It was a good run.
But the Thunder’s streak improving its winning percentage in five consecutive seasons will not extend to a sixth year. Oklahoma City’s 102-97 loss at Indiana on Sunday made sure of it.
The best the Thunder can do now is match last season’s 60-22 record. To do so, OKC must win its final two games.
Had the Thunder finished with 61 wins, it would have tied the NBA record for consecutive years of a franchise improving its winning percentage. The Minnesota Timberwolves hold the record.
Oklahoma City joins nine other franchises that improved their winning percentages in five straight seasons.
“Give our guys a lot of credit. They come back every year,” said Thunder coach Scott Brooks. “The expectations are high, but ours are higher. We don’t rest on what we’ve done.
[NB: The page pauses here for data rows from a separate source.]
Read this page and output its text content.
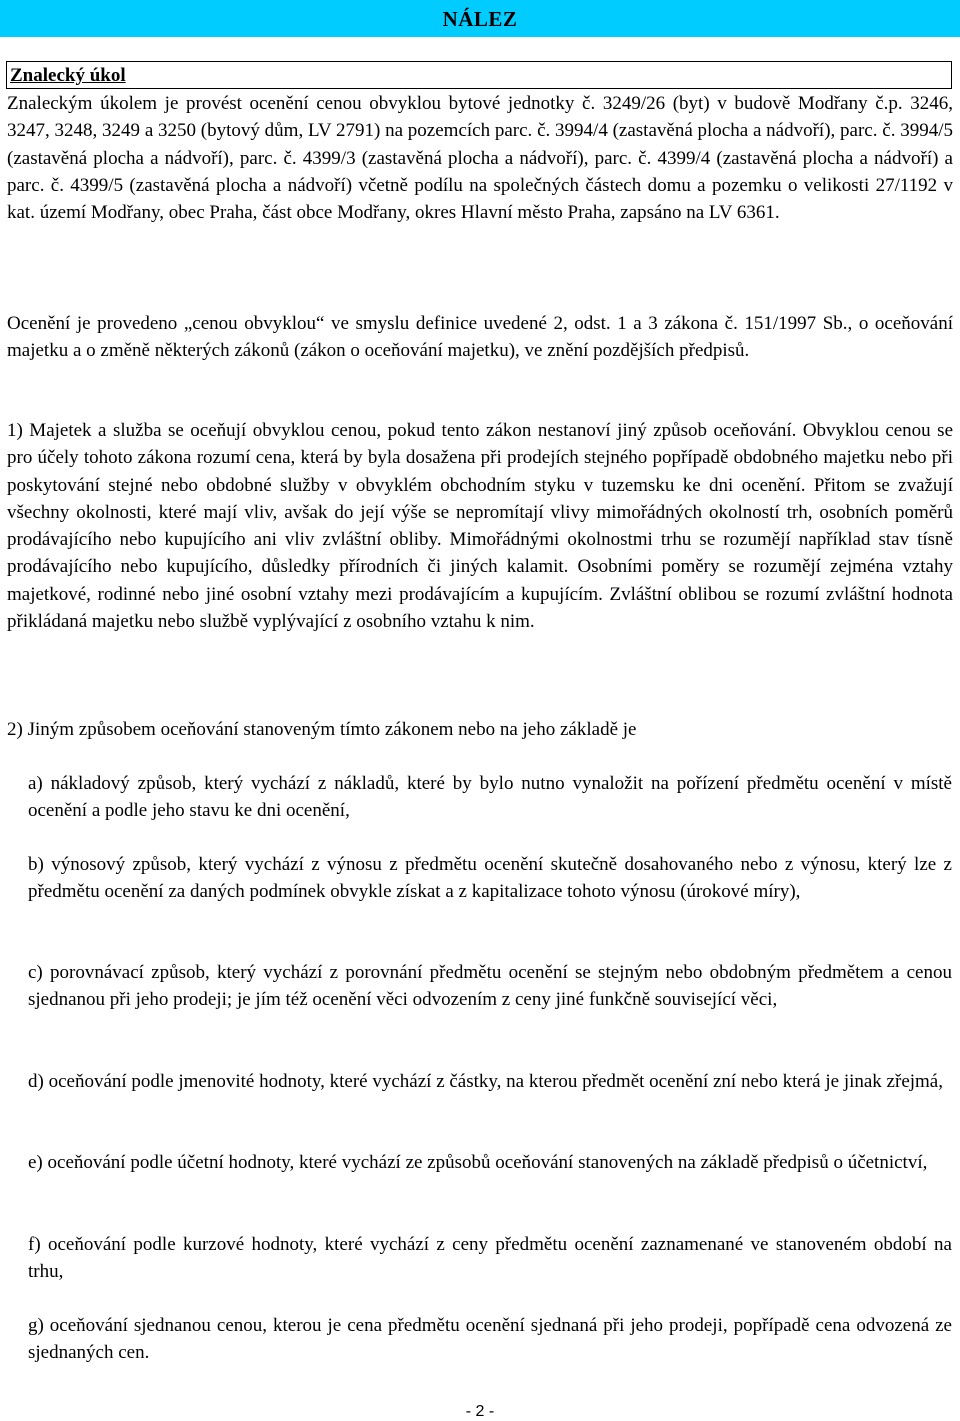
NÁLEZ
Znalecký úkol
Znaleckým úkolem je provést ocenění cenou obvyklou bytové jednotky č. 3249/26 (byt) v budově Modřany č.p. 3246, 3247, 3248, 3249 a 3250 (bytový dům, LV 2791) na pozemcích parc. č. 3994/4 (zastavěná plocha a nádvoří), parc. č. 3994/5 (zastavěná plocha a nádvoří), parc. č. 4399/3 (zastavěná plocha a nádvoří), parc. č. 4399/4 (zastavěná plocha a nádvoří) a parc. č. 4399/5 (zastavěná plocha a nádvoří) včetně podílu na společných částech domu a pozemku o velikosti 27/1192 v kat. území Modřany, obec Praha, část obce Modřany, okres Hlavní město Praha, zapsáno na LV 6361.
Ocenění je provedeno „cenou obvyklou“ ve smyslu definice uvedené 2, odst. 1 a 3 zákona č. 151/1997 Sb., o oceňování majetku a o změně některých zákonů (zákon o oceňování majetku), ve znění pozdějších předpisů.
1) Majetek a služba se oceňují obvyklou cenou, pokud tento zákon nestanoví jiný způsob oceňování. Obvyklou cenou se pro účely tohoto zákona rozumí cena, která by byla dosažena při prodejích stejného popřípadě obdobného majetku nebo při poskytování stejné nebo obdobné služby v obvyklém obchodním styku v tuzemsku ke dni ocenění. Přitom se zvažují všechny okolnosti, které mají vliv, avšak do její výše se nepromítají vlivy mimořádných okolností trh, osobních poměrů prodávajícího nebo kupujícího ani vliv zvláštní obliby. Mimořádnými okolnostmi trhu se rozumějí například stav tísně prodávajícího nebo kupujícího, důsledky přírodních či jiných kalamit. Osobními poměry se rozumějí zejména vztahy majetkové, rodinné nebo jiné osobní vztahy mezi prodávajícím a kupujícím. Zvláštní oblibou se rozumí zvláštní hodnota přikládaná majetku nebo službě vyplývající z osobního vztahu k nim.
2) Jiným způsobem oceňování stanoveným tímto zákonem nebo na jeho základě je
a) nákladový způsob, který vychází z nákladů, které by bylo nutno vynaložit na pořízení předmětu ocenění v místě ocenění a podle jeho stavu ke dni ocenění,
b) výnosový způsob, který vychází z výnosu z předmětu ocenění skutečně dosahovaného nebo z výnosu, který lze z předmětu ocenění za daných podmínek obvykle získat a z kapitalizace tohoto výnosu (úrokové míry),
c) porovnávací způsob, který vychází z porovnání předmětu ocenění se stejným nebo obdobným předmětem a cenou sjednanou při jeho prodeji; je jím též ocenění věci odvozením z ceny jiné funkčně související věci,
d) oceňování podle jmenovité hodnoty, které vychází z částky, na kterou předmět ocenění zní nebo která je jinak zřejmá,
e) oceňování podle účetní hodnoty, které vychází ze způsobů oceňování stanovených na základě předpisů o účetnictví,
f) oceňování podle kurzové hodnoty, které vychází z ceny předmětu ocenění zaznamenané ve stanoveném období na trhu,
g) oceňování sjednanou cenou, kterou je cena předmětu ocenění sjednaná při jeho prodeji, popřípadě cena odvozená ze sjednaných cen.
- 2 -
We focus on what we’re going to do. That’s been our mentality. That’s why we’ve improved over the years every year.
“We don’t listen to a lot of the things that are said about us. If you do, one day you’re good, one day you’re bad. And then you get confused and you’re on a roller-coaster ride. If you stay solid on what you do and what you believe in, and you’ve got good players and they’re going to continue to work hard together and for each other, you’re going to have success. And that’s been our model for six seasons now and that’s not going to change.”
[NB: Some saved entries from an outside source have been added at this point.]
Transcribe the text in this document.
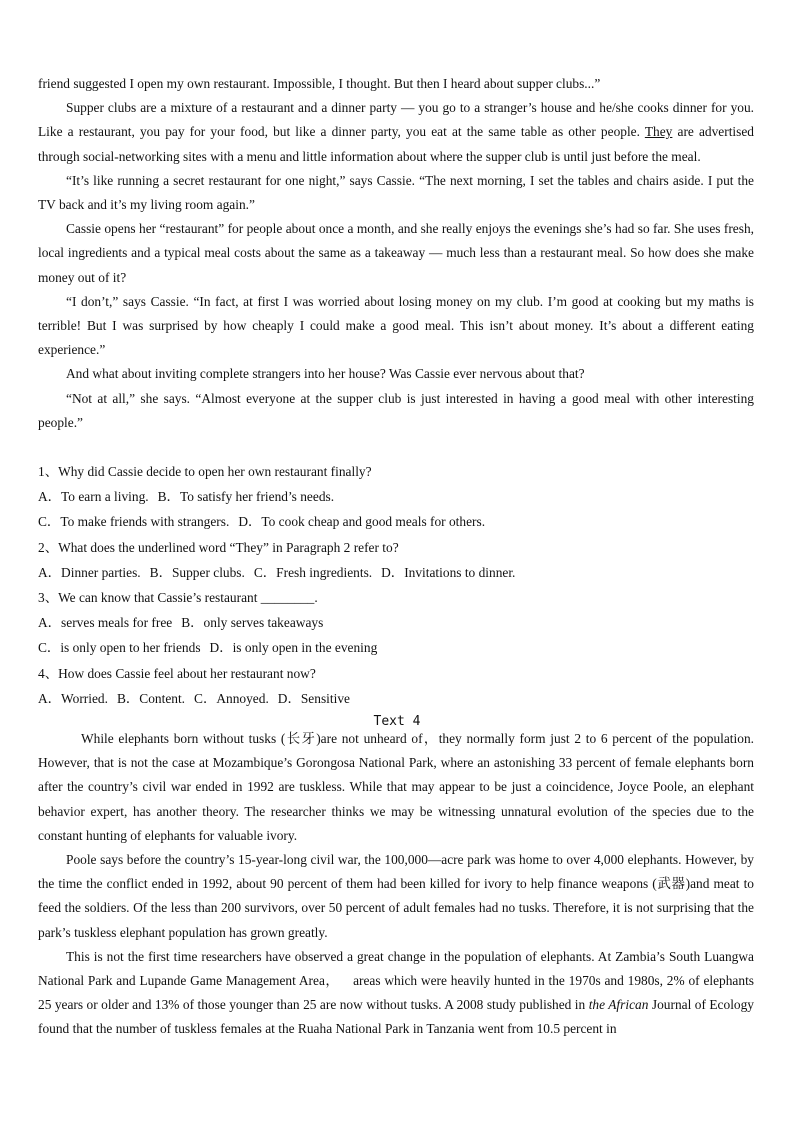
friend suggested I open my own restaurant. Impossible, I thought. But then I heard about supper clubs...”
Supper clubs are a mixture of a restaurant and a dinner party — you go to a stranger’s house and he/she cooks dinner for you. Like a restaurant, you pay for your food, but like a dinner party, you eat at the same table as other people. They are advertised through social-networking sites with a menu and little information about where the supper club is until just before the meal.
“It’s like running a secret restaurant for one night,” says Cassie. “The next morning, I set the tables and chairs aside. I put the TV back and it’s my living room again.”
Cassie opens her “restaurant” for people about once a month, and she really enjoys the evenings she’s had so far. She uses fresh, local ingredients and a typical meal costs about the same as a takeaway — much less than a restaurant meal. So how does she make money out of it?
“I don’t,” says Cassie. “In fact, at first I was worried about losing money on my club. I’m good at cooking but my maths is terrible! But I was surprised by how cheaply I could make a good meal. This isn’t about money. It’s about a different eating experience.”
And what about inviting complete strangers into her house? Was Cassie ever nervous about that?
“Not at all,” she says. “Almost everyone at the supper club is just interested in having a good meal with other interesting people.”
1、Why did Cassie decide to open her own restaurant finally?
A．To earn a living. B．To satisfy her friend’s needs.
C．To make friends with strangers. D．To cook cheap and good meals for others.
2、What does the underlined word “They” in Paragraph 2 refer to?
A．Dinner parties. B．Supper clubs. C．Fresh ingredients. D．Invitations to dinner.
3、We can know that Cassie’s restaurant ________.
A．serves meals for free B．only serves takeaways
C．is only open to her friends D．is only open in the evening
4、How does Cassie feel about her restaurant now?
A．Worried. B．Content. C．Annoyed. D．Sensitive
Text 4
While elephants born without tusks (长牙)are not unheard of，they normally form just 2 to 6 percent of the population. However, that is not the case at Mozambique’s Gorongosa National Park, where an astonishing 33 percent of female elephants born after the country’s civil war ended in 1992 are tuskless. While that may appear to be just a coincidence, Joyce Poole, an elephant behavior expert, has another theory. The researcher thinks we may be witnessing unnatural evolution of the species due to the constant hunting of elephants for valuable ivory.
Poole says before the country’s 15-year-long civil war, the 100,000—acre park was home to over 4,000 elephants. However, by the time the conflict ended in 1992, about 90 percent of them had been killed for ivory to help finance weapons (武器)and meat to feed the soldiers. Of the less than 200 survivors, over 50 percent of adult females had no tusks. Therefore, it is not surprising that the park’s tuskless elephant population has grown greatly.
This is not the first time researchers have observed a great change in the population of elephants. At Zambia’s South Luangwa National Park and Lupande Game Management Area， areas which were heavily hunted in the 1970s and 1980s, 2% of elephants 25 years or older and 13% of those younger than 25 are now without tusks. A 2008 study published in the African Journal of Ecology found that the number of tuskless females at the Ruaha National Park in Tanzania went from 10.5 percent in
In its inaugural season, the Thunder went 23-59, which was a three-game improvement over the franchise’s final year in Seattle. Oklahoma City then went 50-32, 55-27, 47-19 in the lockout-shortened, 66-game 2011-12 season and 60-22 last year.
BRUISED AND BATTERED
Nick Collison and Reggie Jackson both had to leave Sunday’s game due to injuries.
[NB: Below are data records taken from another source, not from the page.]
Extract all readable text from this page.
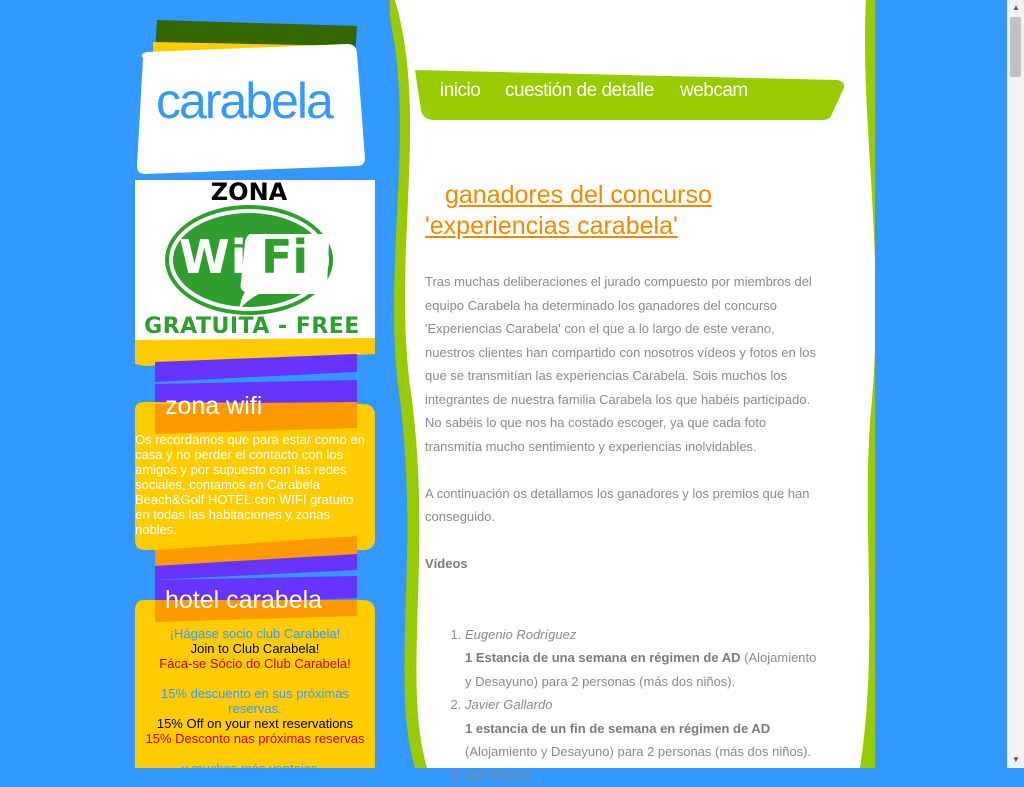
carabela
ZONA
Wi Fi
GRATUITA - FREE
zona wifi
Os recordamos que para estar como en casa y no perder el contacto con los amigos y por supuesto con las redes sociales, contamos en Carabela Beach&Golf HOTEL con WIFI gratuito en todas las habitaciones y zonas nobles.
hotel carabela
¡Hágase socio club Carabela!
Join to Club Carabela!
Fáca-se Sócio do Club Carabela!
15% descuento en sus próximas reservas.
15% Off on your next reservations
15% Desconto nas próximas reservas
y muchas más ventajas...
inicio cuestión de detalle webcam
ganadores del concurso
'experiencias carabela'

Tras muchas deliberaciones el jurado compuesto por miembros del equipo Carabela ha determinado los ganadores del concurso 'Experiencias Carabela' con el que a lo largo de este verano, nuestros clientes han compartido con nosotros vídeos y fotos en los que se transmitían las experiencias Carabela. Sois muchos los integrantes de nuestra familia Carabela los que habéis participado. No sabéis lo que nos ha costado escoger, ya que cada foto transmitía mucho sentimiento y experiencias inolvidables.

A continuación os detallamos los ganadores y los premios que han conseguido.

Vídeos

1. Eugenio Rodríguez
1 Estancia de una semana en régimen de AD (Alojamiento y Desayuno) para 2 personas (más dos niños).
2. Javier Gallardo
1 estancia de un fin de semana en régimen de AD (Alojamiento y Desayuno) para 2 personas (más dos niños).
3. Ivan Martín
▲
▼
Collison returned. Jackson didn’t.
And it was Indiana center Ian Mahinmi who was to blame for both.
Collison was taken to the locker room with 6:47 remaining in the second quarter after getting elbowed in the nose by Mahinmi as he attacked the rim. The hit resulted in blood gushing down Collison’s face for the second time in seven games. He also had to leave the April 3 home game against San Antonio after an elbow to his head required staples. This time, Collison needed eight stitches in his nose to sew up the wound. But he returned to the game late in the third quarter.
Jackson, on the other hand, was knocked out of the game when he ran into what he called “an unexpected screen” by Mahinmi with 9:20 left to play. Jackson fell to the court holding his head and was removed from the game when the Thunder called timeout 10 seconds later.
Jackson had what a team official called precautionary X-rays on his neck, and he passed all the medical tests administered.
“It’s not too much pain,” Jackson said. “A little stiffness. But I’ll be all right.”
Jackson isn’t as certain about his availability for Monday’s game at New Orleans, however.
“I don’t know. We’ll see how I wake up (Monday),” he said. “I’m kind of happy (Sunday) was an early game. I’m going to try to steal as much time as I can and hopefully wake up feeling great. So we’ll just see how things are going (Monday).”
If Jackson can’t go against the Pelicans, it could mean Derek Fisher must start at point guard. Russell Westbrook will not play Monday while continuing to rest his surgically repaired right knee in one game of back-to-backs.
Kevin Durant on what he learned after facing the Spurs, Clippers and Pacers in the past 10 days — “We can beat anybody.”
The Thunder had just nine turnovers, which marked the third time in the past four games that OKC finished with less than 10 turnovers. Over the past four games, the Thunder is averaging just 8.5 turnovers...Pacers guard Lance Stephenson recorded his NBA-leading fifth triple-double with 17 points, 10 rebounds and 11 assists. Stephenson’s five triple-doubles also marked a Pacers franchise record...Former Pacers Rick Smits, Metta World Peace and Derrick McKey were in attendance Sunday...The Thunder went 0-for-9 from 3-point range in the first half and 7-for-19 from that distance in the second half...Indiana moved a half a game ahead of Miami in the race for first in the Eastern Conference. The Pacers will clinch home-court advantage through the East Finals if Miami loses one of its final two games, or if they win their season finale at Orlando on Wednesday...With a win Monday at New Orleans, the Thunder can clinch the second seed in the Western Conference playoffs.